A: The cardinalities of $\Bbb R$ and $\Bbb R\setminus\{1\}$ are actually the same, even though it may seem that they shouldn't be. It's clear that $\Bbb R$ is "at least as big" as $\Bbb R\setminus\{1\}$, since the former contains the latter. On the other hand, the map $\Bbb R\to\Bbb R\setminus\{1\}$ given by $x\mapsto1+e^x$ is a one-to-one function, so $\Bbb R\setminus\{1\}$ is "at least as big" as $\Bbb R$. Thus, by this theorem, the two sets are "the same size".
The kicker here is that a continuous real-valued function on $\Bbb R$ can only have one of the following types of sets as its range:

(a) A singleton $\{y\}$--this happens for constant functions.
(b) An interval (half-open, open, or closed).
(c) A ray (open or closed).
(d) The whole real line.

$\Bbb R\setminus\{1\}$ isn't any of these types of sets, so no continuous bijection $\Bbb R\to\Bbb R\setminus\{1\}$ exists.
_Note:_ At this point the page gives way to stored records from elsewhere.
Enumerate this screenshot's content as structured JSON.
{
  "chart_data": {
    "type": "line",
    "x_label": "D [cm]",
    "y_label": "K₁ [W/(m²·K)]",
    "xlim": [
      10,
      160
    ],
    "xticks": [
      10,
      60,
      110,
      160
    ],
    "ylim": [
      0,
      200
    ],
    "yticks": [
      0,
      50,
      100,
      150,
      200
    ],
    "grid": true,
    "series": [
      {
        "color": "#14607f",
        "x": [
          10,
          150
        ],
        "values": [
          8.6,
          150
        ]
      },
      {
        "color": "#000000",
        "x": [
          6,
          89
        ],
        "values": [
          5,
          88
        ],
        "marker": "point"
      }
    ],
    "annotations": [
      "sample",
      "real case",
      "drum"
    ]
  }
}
Alternately, we could use the Intermediate Value Theorem, which can also be used to prove the "kicker" mentioned above.
Let $f$ be any continuous function $\Bbb R\to\Bbb R\setminus\{1\}$. If $f$ takes on at least one value greater than $1$ and at least one value less than $1$, then there exist distinct $a,b$ such that $f(a)<1<f(b)$. But since $f$ is continuous on the interval $[a,b]$ or $[b,a]$ (whichever one makes sense), then by IVT, there would then be some $c$ strictly between $a$ and $b$ such that $f(c)=1$, which is impossible, since $f:\Bbb R\to\Bbb R\setminus\{1\}$. Thus, for any continuous function $f:\Bbb R\to\Bbb R\setminus\{1\}$ either $f(x)>1$ for all $x$ or $f(x)<1$ for all $x$, so $f$ is not a bijection $\Bbb R\to\Bbb R\setminus\{1\}$. Thus, no continuous bijection $\Bbb R\to\Bbb R\setminus\{1\}$ exists.
A: No. Because $\mathbb R$ is connected but $\mathbb R-\{1\}$ is not connected.